10. Can you explain the concept of dynamic partition pruning in Spark SQL, how it works, and in what scenarios it improves query performance?

Dynamic Partition Pruning (DPP) in Spark SQL

Concept

  • Partition pruning = reducing the number of partitions scanned by filtering partitions early.
  • Static Partition Pruning: filter is known at compile time → Spark reads only matching partitions.
  • Dynamic Partition Pruning (DPP): filter value is not known until runtime (comes from another query/subquery).
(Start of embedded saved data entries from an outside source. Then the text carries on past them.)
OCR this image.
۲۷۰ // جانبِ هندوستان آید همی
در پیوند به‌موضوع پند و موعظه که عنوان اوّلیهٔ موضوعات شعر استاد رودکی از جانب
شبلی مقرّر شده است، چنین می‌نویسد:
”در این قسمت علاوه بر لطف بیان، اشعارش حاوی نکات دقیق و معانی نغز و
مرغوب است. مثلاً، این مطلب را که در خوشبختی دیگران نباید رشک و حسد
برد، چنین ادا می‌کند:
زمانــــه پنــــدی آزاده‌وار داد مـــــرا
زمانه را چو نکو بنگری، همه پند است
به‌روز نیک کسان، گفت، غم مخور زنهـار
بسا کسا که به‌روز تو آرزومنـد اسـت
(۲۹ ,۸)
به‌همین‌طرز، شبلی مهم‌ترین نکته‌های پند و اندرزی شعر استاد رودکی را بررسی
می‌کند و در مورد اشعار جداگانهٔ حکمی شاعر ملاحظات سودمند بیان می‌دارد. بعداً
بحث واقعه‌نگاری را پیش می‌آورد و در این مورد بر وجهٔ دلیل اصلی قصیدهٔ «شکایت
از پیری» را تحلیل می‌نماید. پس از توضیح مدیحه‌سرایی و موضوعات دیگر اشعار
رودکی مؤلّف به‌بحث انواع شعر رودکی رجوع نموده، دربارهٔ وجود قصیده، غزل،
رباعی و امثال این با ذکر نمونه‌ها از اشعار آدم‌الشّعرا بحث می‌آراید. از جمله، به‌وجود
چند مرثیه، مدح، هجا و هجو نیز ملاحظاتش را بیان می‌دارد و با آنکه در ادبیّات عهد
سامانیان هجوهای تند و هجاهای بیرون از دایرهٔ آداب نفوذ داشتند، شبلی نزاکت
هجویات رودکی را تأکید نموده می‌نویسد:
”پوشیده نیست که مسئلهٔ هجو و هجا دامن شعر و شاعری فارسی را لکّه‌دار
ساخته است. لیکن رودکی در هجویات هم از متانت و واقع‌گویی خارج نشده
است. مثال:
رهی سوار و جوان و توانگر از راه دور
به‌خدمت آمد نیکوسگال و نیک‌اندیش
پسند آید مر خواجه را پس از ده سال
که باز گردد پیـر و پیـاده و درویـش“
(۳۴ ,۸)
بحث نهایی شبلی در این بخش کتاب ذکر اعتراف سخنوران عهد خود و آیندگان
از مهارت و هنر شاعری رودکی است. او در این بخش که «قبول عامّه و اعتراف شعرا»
Spark waits to evaluate it, then prunes partitions dynamically.

How It Works

Example:

-- Orders partitioned by order_date
SELECT *
FROM orders o
JOIN customers c
ON o.customer_id = c.customer_id
WHERE o.order_date = c.signup_date;

👉 Here, o.order_date depends on c.signup_date (not known until query runs).

  • Without DPP → Spark scans all partitions of orders.
  • With DPP → Spark waits for customer filter result, prunes irrelevant partitions, and scans only required ones.

Scenarios Where DPP Helps

  1. Fact table partitioned on date/key joined with a dimension table filter.
  2. Ad-hoc filters (e.g., user-selected filter in BI dashboard).
  3. Large partitioned Delta/Parquet tables where scanning all partitions would be very costly.

Performance Benefit

  • Reduces unnecessary partition scans → less I/O + faster query runtime.
  • Especially useful in lakehouse architectures (Delta Lake partitioned tables).

🔥 Elevator Pitch:
“Dynamic Partition Pruning allows Spark SQL to prune partitions at runtime when filter values come from another query or subquery. For example, filtering a large orders table by a customer’s signup date. Instead of scanning all partitions, Spark only reads the relevant ones. This reduces I/O and significantly improves performance in partitioned tables.”